Since $\lambda =\lambda (\alpha +1)-\mathit{\lambda \alpha }={\beta }_1-{\beta }_0\in K$, and $\alpha =(\mathit{\lambda \alpha })∕\lambda ={\beta }_0∕({\beta }_1-{\beta }_0)\in K$, $F(\lambda ,\alpha )\subset K$, and $\mathit{\lambda \alpha },\dots ,\lambda (\alpha +4)\in F(\lambda ,\alpha )$, so $K\subset F(\lambda ,\alpha )$:

$$K=F(\lambda ,\alpha )$$

is the splitting field of $f=x^5+\mathit{ax}+b$ over $F$.

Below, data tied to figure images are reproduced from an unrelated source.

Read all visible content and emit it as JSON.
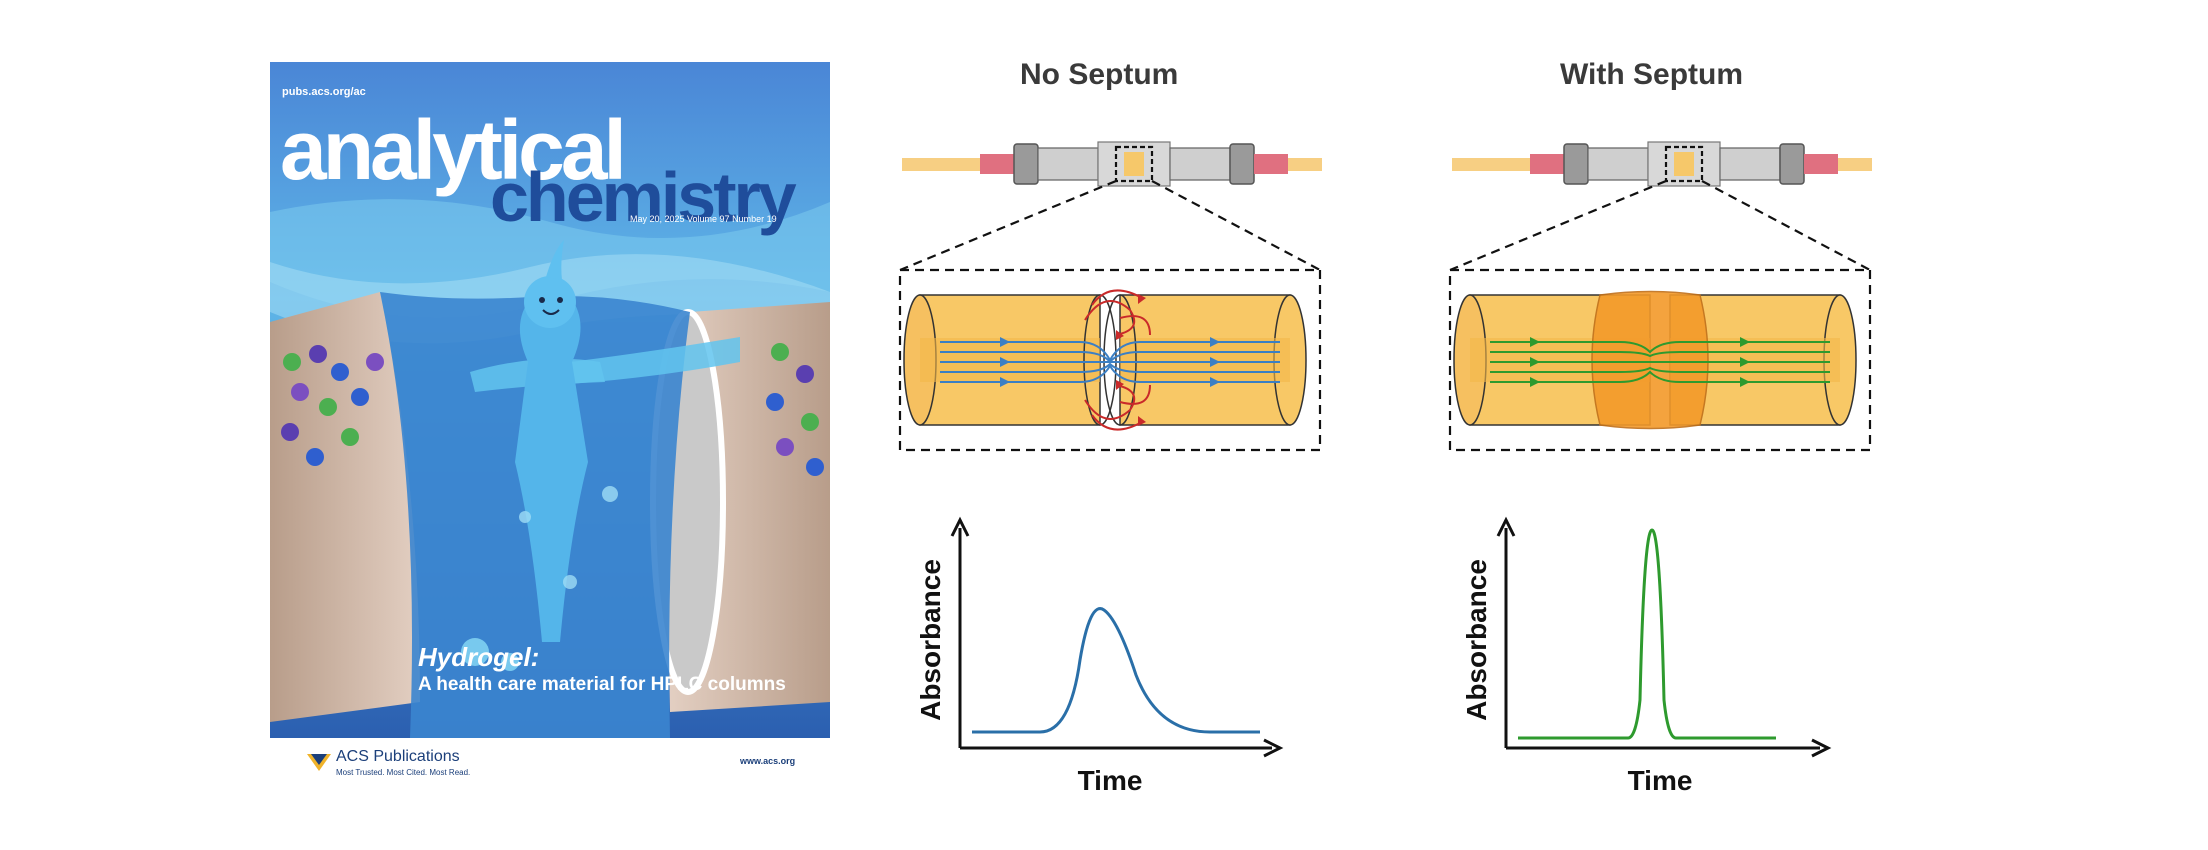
{
  "cover": {
    "url": "pubs.acs.org/ac",
    "title_line1": "analytical",
    "title_line2": "chemistry",
    "issue": "May 20, 2025  Volume 97  Number 19",
    "highlight_title": "Hydrogel:",
    "highlight_subtitle": "A health care material for HPLC columns",
    "publisher": "ACS Publications",
    "publisher_tagline": "Most Trusted. Most Cited. Most Read.",
    "website": "www.acs.org"
  },
  "panels": [
    {
      "title": "No Septum",
      "xlabel": "Time",
      "ylabel": "Absorbance",
      "trace_color": "#2a6fa8",
      "flow_color": "#3b7fc4"
    },
    {
      "title": "With Septum",
      "xlabel": "Time",
      "ylabel": "Absorbance",
      "trace_color": "#2e9a2e",
      "flow_color": "#2e9a2e"
    }
  ],
  "colors": {
    "capillary": "#f7cf83",
    "seal": "#e07080",
    "column_fill": "#f8c866",
    "septum": "#f39a2a",
    "vortex": "#c92a2a"
  }
}
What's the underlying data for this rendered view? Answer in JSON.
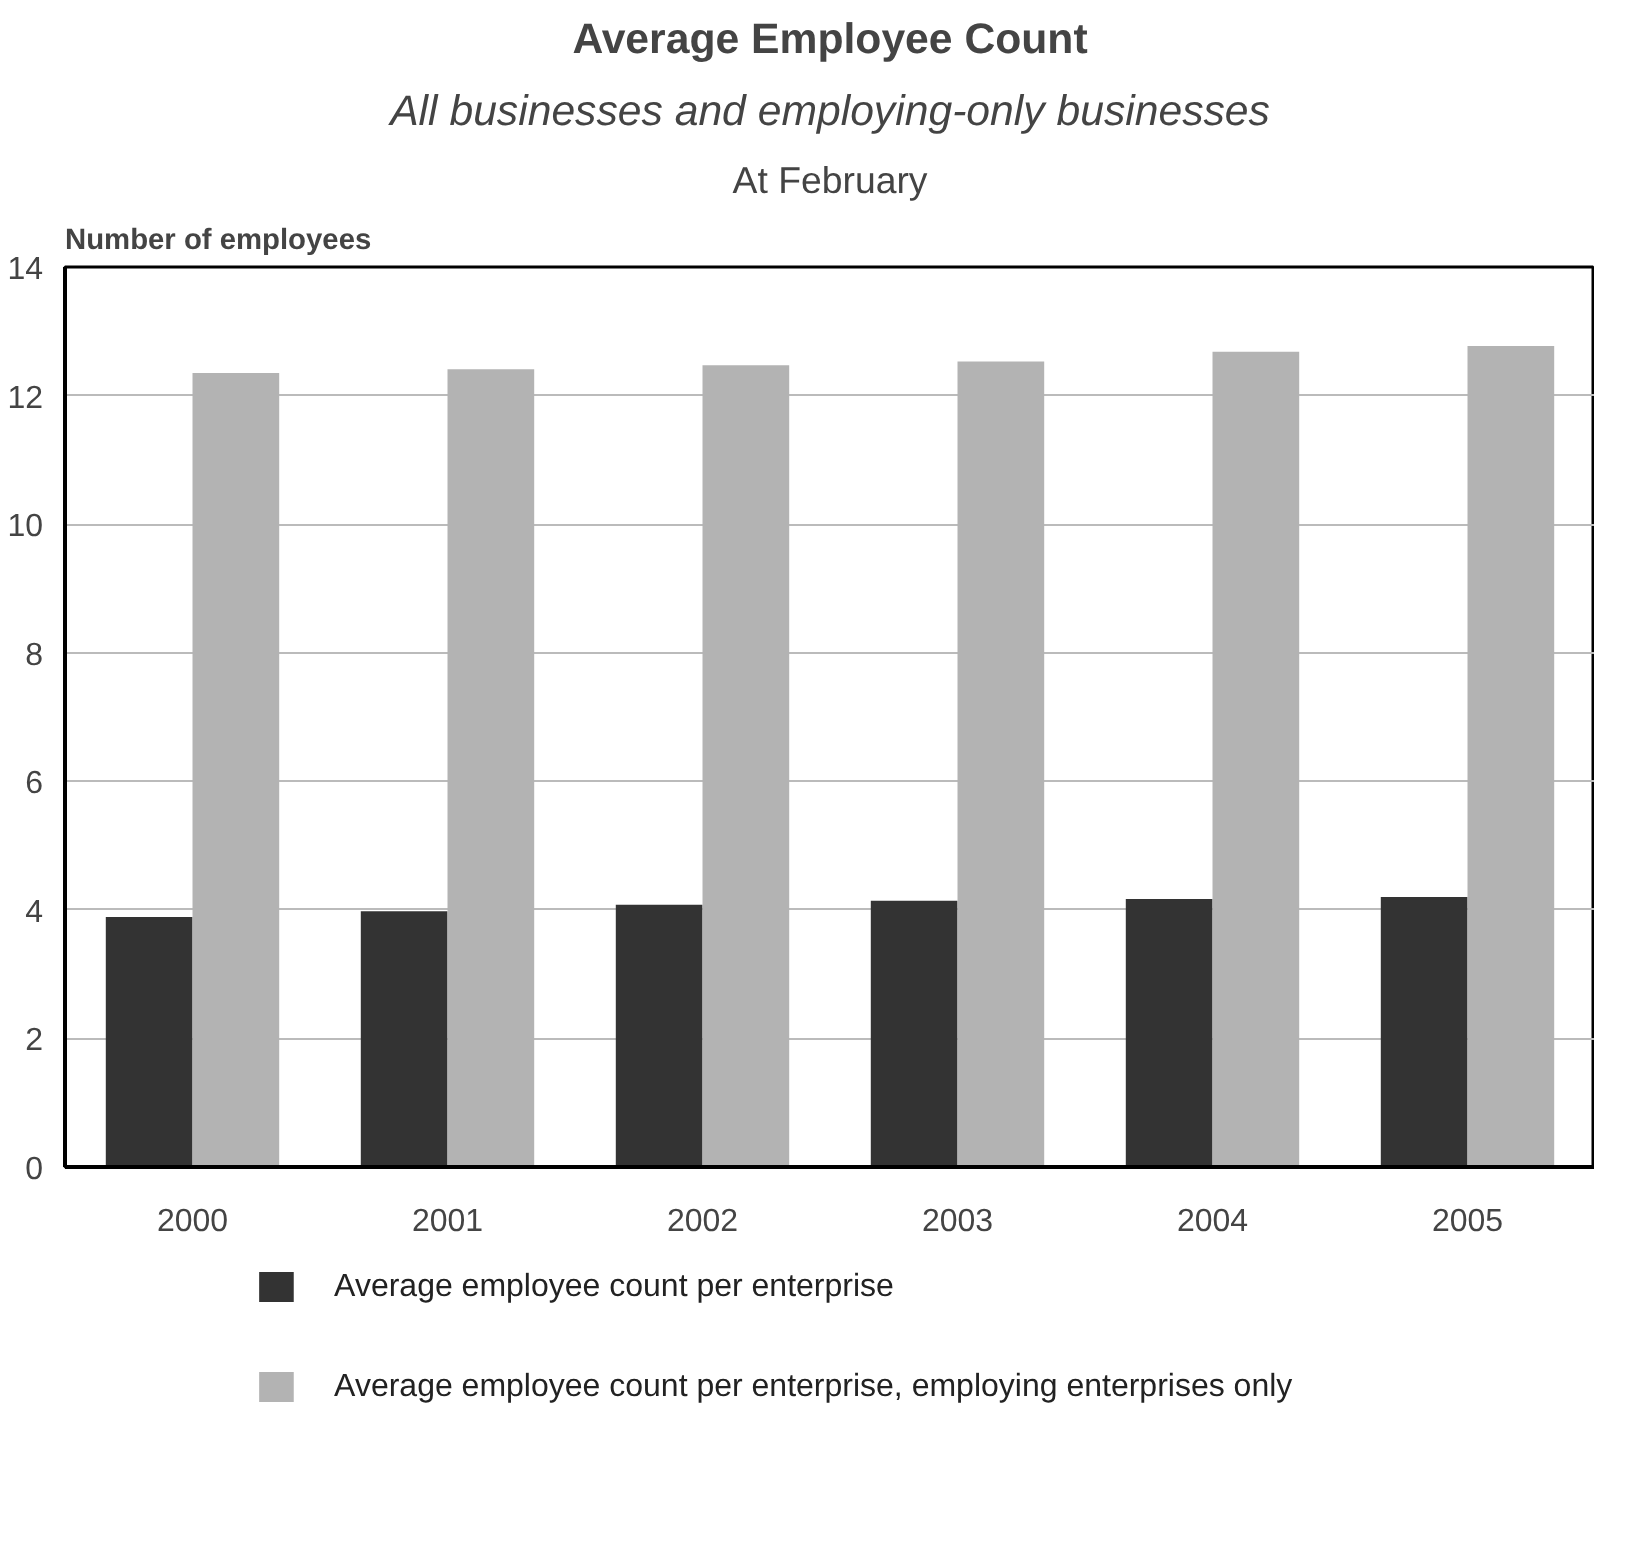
{
  "chart_data": {
    "type": "bar",
    "title": "Average Employee Count",
    "subtitle": "All businesses and employing-only businesses",
    "annotations": [
      "At February"
    ],
    "ylabel": "Number of employees",
    "categories": [
      "2000",
      "2001",
      "2002",
      "2003",
      "2004",
      "2005"
    ],
    "series": [
      {
        "name": "Average employee count per enterprise",
        "color": "#333333",
        "values": [
          3.89,
          3.98,
          4.08,
          4.14,
          4.17,
          4.2
        ]
      },
      {
        "name": "Average employee count per enterprise, employing enterprises only",
        "color": "#b3b3b3",
        "values": [
          12.35,
          12.41,
          12.47,
          12.53,
          12.68,
          12.77
        ]
      }
    ],
    "ylim": [
      0,
      14
    ],
    "yticks": [
      0,
      2,
      4,
      6,
      8,
      10,
      12,
      14
    ],
    "grid": "y",
    "legend": "bottom"
  }
}
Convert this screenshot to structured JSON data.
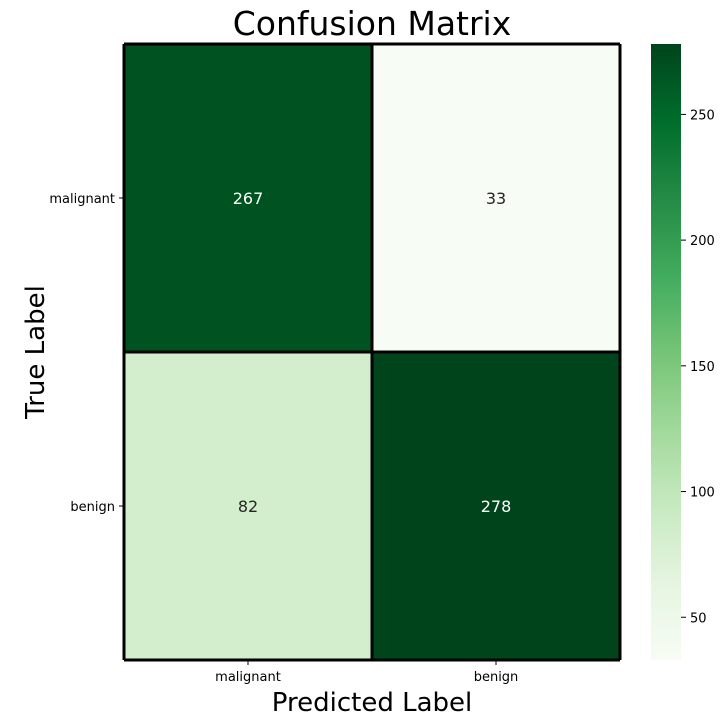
{
  "chart_data": {
    "type": "heatmap",
    "title": "Confusion Matrix",
    "xlabel": "Predicted Label",
    "ylabel": "True Label",
    "x_categories": [
      "malignant",
      "benign"
    ],
    "y_categories": [
      "malignant",
      "benign"
    ],
    "values": [
      [
        267,
        33
      ],
      [
        82,
        278
      ]
    ],
    "colormap": "Greens",
    "color_range": [
      33,
      278
    ],
    "colorbar": {
      "ticks": [
        50,
        100,
        150,
        200,
        250
      ],
      "tick_labels": [
        "50",
        "100",
        "150",
        "200",
        "250"
      ]
    },
    "cell_border_color": "#000000",
    "grid": false
  }
}
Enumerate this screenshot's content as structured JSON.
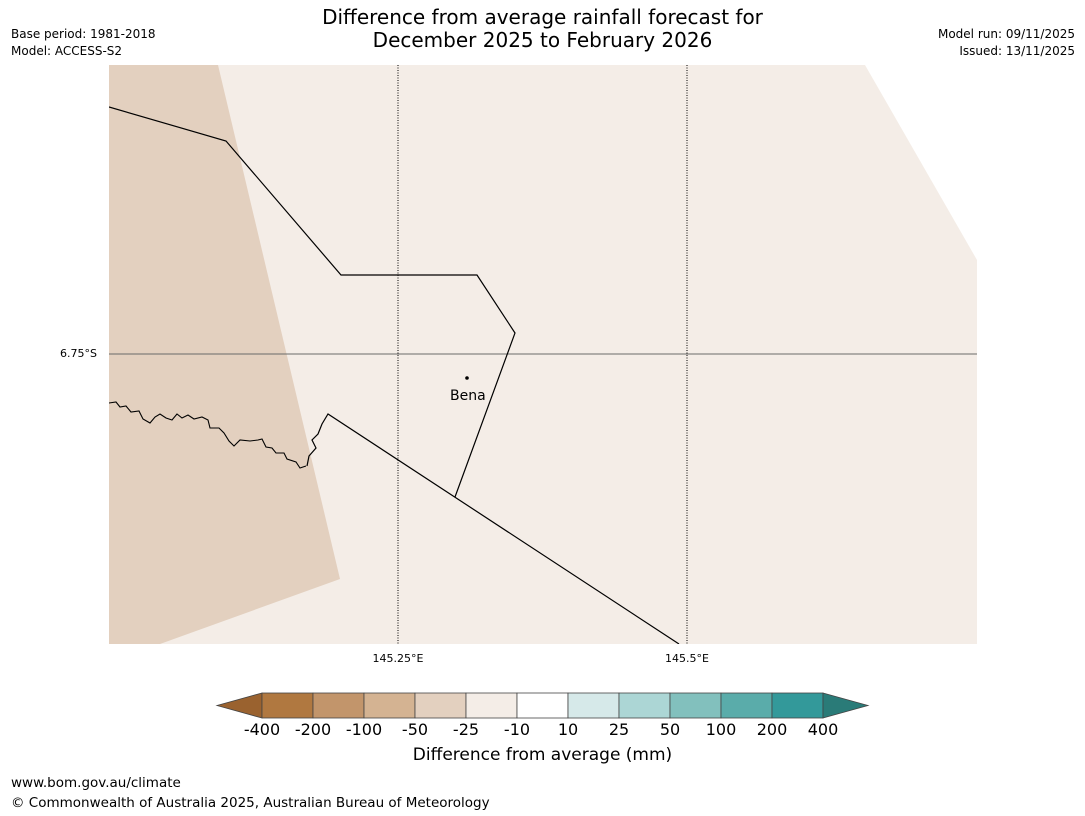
{
  "title": {
    "line1": "Difference from average rainfall forecast for",
    "line2": "December 2025 to February 2026"
  },
  "meta_left": {
    "base_period": "Base period: 1981-2018",
    "model": "Model: ACCESS-S2"
  },
  "meta_right": {
    "model_run": "Model run: 09/11/2025",
    "issued": "Issued: 13/11/2025"
  },
  "map": {
    "lat_labels": [
      "6.75°S"
    ],
    "lon_labels": [
      "145.25°E",
      "145.5°E"
    ],
    "places": [
      {
        "name": "Bena"
      }
    ],
    "fill_colors": {
      "minus_50_to_25": "#e3d0bf",
      "minus_25_to_10": "#f4ede7",
      "outline": "#000000"
    }
  },
  "colorbar": {
    "ticks": [
      "-400",
      "-200",
      "-100",
      "-50",
      "-25",
      "-10",
      "10",
      "25",
      "50",
      "100",
      "200",
      "400"
    ],
    "colors": [
      "#9a622f",
      "#b07840",
      "#c2956b",
      "#d4b392",
      "#e3d0bf",
      "#f4ede7",
      "#ffffff",
      "#d6e9e9",
      "#acd6d5",
      "#82c0bd",
      "#5aacaa",
      "#33999a",
      "#2a7b78"
    ],
    "label": "Difference from average (mm)"
  },
  "footer": {
    "url": "www.bom.gov.au/climate",
    "copyright": "© Commonwealth of Australia 2025, Australian Bureau of Meteorology"
  }
}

Since $F(\lambda )=L\subset K$, $K=L(\alpha )$.

Since $f$ is irreducible over $F$, $5=\mathrm{deg}<!--\; FUNCTION\; APPLICATION\; -->(f)=[F({\beta }_0):F]\mid [K:F]$.

$\mathrm{Gal}(L∕F)$ is isomorphic to a subgroup of $S_4$, so $5\nmid [L:F]=|\mathrm{Gal}(L∕F)|$.

Since $[K:F]=[K:L][L:F]$, $5\mid [K:L]=[L[\alpha ]:L]$, where ${\alpha }^5-\alpha +b^{\prime }=0$. Therefore $x^5-x+b^{\prime }$ is irreducible over $L$ and by part (b),

$$\mathrm{Gal}(K∕L)\simeq \mathbb{Z}∕5\mathbb{Z}\text{ is cyclic}.$$

Since $F\subset L$ is a Galois extension,

$$\mathrm{Gal}(K∕F)∕\mathrm{Gal}(K∕L)\simeq \mathrm{Gal}(L∕F).$$

$\mathrm{Gal}(L∕F)$ is isomorphic to a subgroup of $S_4$, so is solvable, and $\mathrm{Gal}(K∕L)$ is cyclic, a fortiori solvable. Therefore $\mathrm{Gal}(K∕F)$ is solvable:

The Galois group of $f$ over $F$ is solvable.

(e)

Let $F={𝔽}_5({\sigma }_1,\dots ,{\sigma }_5)\subset {𝔽}_5(x_1,\dots ,x_5)$. The Galois group of $f=x^5-{\sigma }_1{x}^4+{\sigma }_2{x}^3-{\sigma }_3{x}^2+{\sigma }_{4}x-{\sigma }_5$ is $S_5$, and $S_5$ is not solvable. Therefore $f$ cannot be equivalent to a polynomial $x^5+\mathit{ax}+b$ whose Galois group over $F$ is solvable.